心中でそう思ったものの、何食わぬ顔で肩を竦めた透栖はまったく別の話題を上司の息子へ提供する。
「いや、風花の奴が単騎で駆けて行ったが・・・いいのか?放っておいて」
「構わん。それくらいでどうこうなるような奴ではないだろう。奴の乗る馬は速い。もう、父上達に追い付いている頃だ」
「お前は妹に敵の深追いはするな、と教えていないのか」
「それに関しては私も呆れている。言ってくれるなよ」
もちろん、透栖は彼が妹の奇行に対して目を剥いて制止の声を掛けた事を知らない。霧氷がその苦労話を語ることは無いので、それが明かされるとしするのならば風花の口からだろう。
はぁ、と透栖は一つ溜息を吐いた。
「しかし、この地は広いな。
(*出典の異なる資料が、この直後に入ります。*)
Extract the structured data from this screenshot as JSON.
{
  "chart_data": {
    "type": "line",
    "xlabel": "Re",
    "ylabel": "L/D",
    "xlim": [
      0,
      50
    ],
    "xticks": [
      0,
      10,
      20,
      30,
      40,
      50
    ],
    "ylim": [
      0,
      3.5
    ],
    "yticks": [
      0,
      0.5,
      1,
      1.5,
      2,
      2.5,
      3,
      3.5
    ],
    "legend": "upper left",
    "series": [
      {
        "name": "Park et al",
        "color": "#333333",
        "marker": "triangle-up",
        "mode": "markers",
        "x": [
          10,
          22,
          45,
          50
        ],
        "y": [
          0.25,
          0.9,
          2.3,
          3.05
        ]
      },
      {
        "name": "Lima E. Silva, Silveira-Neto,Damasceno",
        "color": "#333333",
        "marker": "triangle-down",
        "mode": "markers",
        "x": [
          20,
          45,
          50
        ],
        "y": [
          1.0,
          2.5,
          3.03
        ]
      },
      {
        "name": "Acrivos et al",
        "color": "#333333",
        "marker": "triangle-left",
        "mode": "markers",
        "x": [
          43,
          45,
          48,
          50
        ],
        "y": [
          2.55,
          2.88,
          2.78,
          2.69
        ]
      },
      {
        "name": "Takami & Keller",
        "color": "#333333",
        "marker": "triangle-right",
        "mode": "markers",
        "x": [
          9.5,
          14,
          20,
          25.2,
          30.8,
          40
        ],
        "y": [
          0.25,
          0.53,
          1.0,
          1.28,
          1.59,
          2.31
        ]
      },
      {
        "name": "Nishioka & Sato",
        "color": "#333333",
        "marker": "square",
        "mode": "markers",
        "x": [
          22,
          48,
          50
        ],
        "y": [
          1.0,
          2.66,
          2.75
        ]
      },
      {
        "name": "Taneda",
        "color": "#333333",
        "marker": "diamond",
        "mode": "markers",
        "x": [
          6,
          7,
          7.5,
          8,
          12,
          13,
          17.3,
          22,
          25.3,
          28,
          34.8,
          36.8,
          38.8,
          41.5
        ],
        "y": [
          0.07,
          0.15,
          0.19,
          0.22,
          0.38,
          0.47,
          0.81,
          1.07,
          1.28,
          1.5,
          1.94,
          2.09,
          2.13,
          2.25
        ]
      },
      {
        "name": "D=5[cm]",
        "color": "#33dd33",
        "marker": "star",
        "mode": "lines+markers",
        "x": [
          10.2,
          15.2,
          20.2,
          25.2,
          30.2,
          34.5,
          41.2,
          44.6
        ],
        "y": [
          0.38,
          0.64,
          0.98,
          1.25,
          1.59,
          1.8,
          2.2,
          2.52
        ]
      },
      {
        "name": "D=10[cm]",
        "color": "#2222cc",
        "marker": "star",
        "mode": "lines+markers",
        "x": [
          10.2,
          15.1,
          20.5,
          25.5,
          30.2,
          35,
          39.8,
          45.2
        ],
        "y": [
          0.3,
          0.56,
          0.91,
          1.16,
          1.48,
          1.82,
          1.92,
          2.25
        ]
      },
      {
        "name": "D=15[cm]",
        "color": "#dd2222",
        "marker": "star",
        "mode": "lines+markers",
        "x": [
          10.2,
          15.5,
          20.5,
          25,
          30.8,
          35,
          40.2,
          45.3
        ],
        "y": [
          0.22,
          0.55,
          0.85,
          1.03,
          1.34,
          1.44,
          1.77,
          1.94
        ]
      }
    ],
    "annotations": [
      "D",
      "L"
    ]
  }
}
そう思わんか、透栖」
「・・・そうだな。で、それがどうした」
「囲いがあれば良かったのにな、と思っただけだ」
「お前は水計がしたいだけだろう。だが、今回の戦場には風花がいる。奴がいるということは、火計がしたいと言い出すだろう」
「要領を得んな。何が言いたい」
「面倒くさがった黎命の明月への丸投げが透けて見えるようだ」
自分ほど苦労していないとはいえ、明月の心身への負担は相当のものだ。ただでさえ自信の無い、草原にいる兎のような奴であるのに黎命の荒療治のせいで一層、野兎感が増している気さえする。